Belgium history really started to take shape when the Romans moved in. This was some 2,000 years ago, and ever since, this relatively small country has seen more than its fair share of ups and downs. By the fifth century AD, Frankish tribes started to arrive in Belgium, and shortly after Belgium fell under Merovingian rule. The Merovingian kingdom controlled much of Western Europe between the fifth and eighth centuries. In the year 800, however, that would start to change as Charlemagne was appointed the leader of the Holy Roman Empire. Christianity really started to spread throughout Europe and into other parts of the world during this time, and Charlemagne had strict attachments to the Catholic Church. Charlemagne passed away in 814, but not before leaving his hefty mark not only on the history of Belgium, but on the history of Europe as a whole. By 843, Belgium had split into the Dutch-speaking northern territory of Flanders, and the southern, French-speaking region of Wallonia, or Walloon. This split is still significant in Belgian culture, as northern Flemish cities like Brugge, Ghent, and Antwerp are still predominantly Dutch-speaking, while southern and eastern cities like Dinant and Liege are predominantly French-speaking.
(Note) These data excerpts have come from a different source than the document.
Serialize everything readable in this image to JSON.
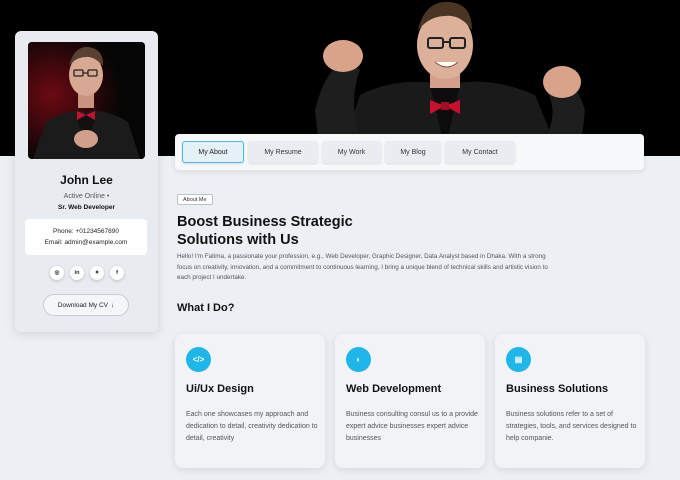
{
  "profile": {
    "name": "John Lee",
    "status": "Active Online •",
    "role": "Sr. Web Developer",
    "phone": "Phone: +01234567890",
    "email": "Email: admin@example.com",
    "socials": [
      {
        "icon": "instagram-icon",
        "glyph": "◎"
      },
      {
        "icon": "linkedin-icon",
        "glyph": "in"
      },
      {
        "icon": "twitter-icon",
        "glyph": "✦"
      },
      {
        "icon": "facebook-icon",
        "glyph": "f"
      }
    ],
    "cv_button": "Download My CV",
    "cv_arrow": "↓"
  },
  "nav": {
    "tabs": [
      "My About",
      "My Resume",
      "My Work",
      "My Blog",
      "My Contact"
    ],
    "active_index": 0
  },
  "about": {
    "badge": "About Me",
    "headline_line1": "Boost Business Strategic",
    "headline_line2": "Solutions with Us",
    "intro": "Hello! I'm Fatima, a passionate your profession, e.g., Web Developer, Graphic Designer, Data Analyst based in Dhaka. With a strong focus on creativity, innovation, and a commitment to continuous learning, I bring a unique blend of technical skills and artistic vision to each project I undertake."
  },
  "services_section": {
    "title": "What I Do?",
    "items": [
      {
        "icon": "code-icon",
        "glyph": "</>",
        "title": "Ui/Ux Design",
        "desc": "Each one showcases my approach and dedication to detail, creativity dedication to detail, creativity"
      },
      {
        "icon": "palette-icon",
        "glyph": "◐",
        "title": "Web Development",
        "desc": "Business consulting consul us to a provide expert advice businesses expert advice businesses"
      },
      {
        "icon": "briefcase-icon",
        "glyph": "▤",
        "title": "Business Solutions",
        "desc": "Business solutions refer to a set of strategies, tools, and services designed to help companie."
      }
    ]
  },
  "colors": {
    "accent": "#1fb7ea",
    "background": "#eceff3",
    "hero": "#000000",
    "tie": "#c8102e"
  }
}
Liege became a powerful Belgian city in the 800s, as it was the main seat for the controlling prince-bishops. Belgium was very much a land of city states in the early Middle Ages, and though some of these entities enjoyed relative autonomy, the country still fell under the rule of the Counts of Flanders. These Counts ruled over what is essentially today Belgium, France, and the Netherlands. The Gravensteen Castle in Ghent dates back to 1180, when the Counts of Flanders were riding high. In the latter part of the 1300s, the Counts of Flanders were starting to lose control over modern-day Belgium, and after strategic marriages formed new and powerful alliances, the French Duke of Burgundy assumed control. This marked a significant turning point in the history of Belgium, as cities like Brussels, Brugge, Leuven, and Antwerp experienced their Golden Ages. Flemish cities in Belgium became some of the wealthiest and most important cities of the day, and grand buildings were erected and wonderful guilded homes sprung up. The ornate Town Hall in Leuven is a sign of the wealth and prosperity that some of the Belgium cities were enjoying in the fourteenth and fifteenth centuries.
By the sixteenth century, Belgium had fallen under control of the Spanish crown, which was tied to the mighty Hapsburg Dynasty. Carlos V, who was born in Ghent in the year 1500, abdicated the throne in 1556, due largely to religious tensions. The Protestant religion had begun to make its mark on Belgian culture during Carlos V’s reign, and when the throne was turned over to his son, Philip II, the Inquisition in Belgium was well under way. Together with the duke of Alba, Philip II brought his reign down on the oft-rebellious Belgium citizens, even going so far as to hold public beheadings in Brussels’s stunning Grand Place. The Eighty Year’s War, which ended in 1648, saw Holland push Spain out, but Belgium would remain under Spanish rule. In the early 1700s, Belgium and its citizens were looking to make a new identity for themselves, but by 1795, Belgium history again saw French rule return. In 1814, Napoleon would suffer his legendary defeat at Waterloo, which is just south of Brussels. The next fifteen years of Belgian history involved inclusion in the United Kingdom of the Netherlands, though in 1830, Belgium won its independence. For centuries, Belgians had stood proud and firm, enduring battle after battle. Finally, they had a country all their own. A just reward it was for all that Belgium’s people had been through.
Belgian culture is very much a product of Belgium history, and as Brussels continues to become a central base for the growing European Union, Belgium’s international role will only increase. The earlier part of the 1900s involved devastation by two World Wars, but now Belgium is standing taller than ever. The history of Belgium is virtually on display everywhere you go in the country, and it’s just part of what makes a Belgium vacation so enjoyable. For more insight into Belgium history during your trip, you can visit some of the country’s historical museums, which are in good supply across the land.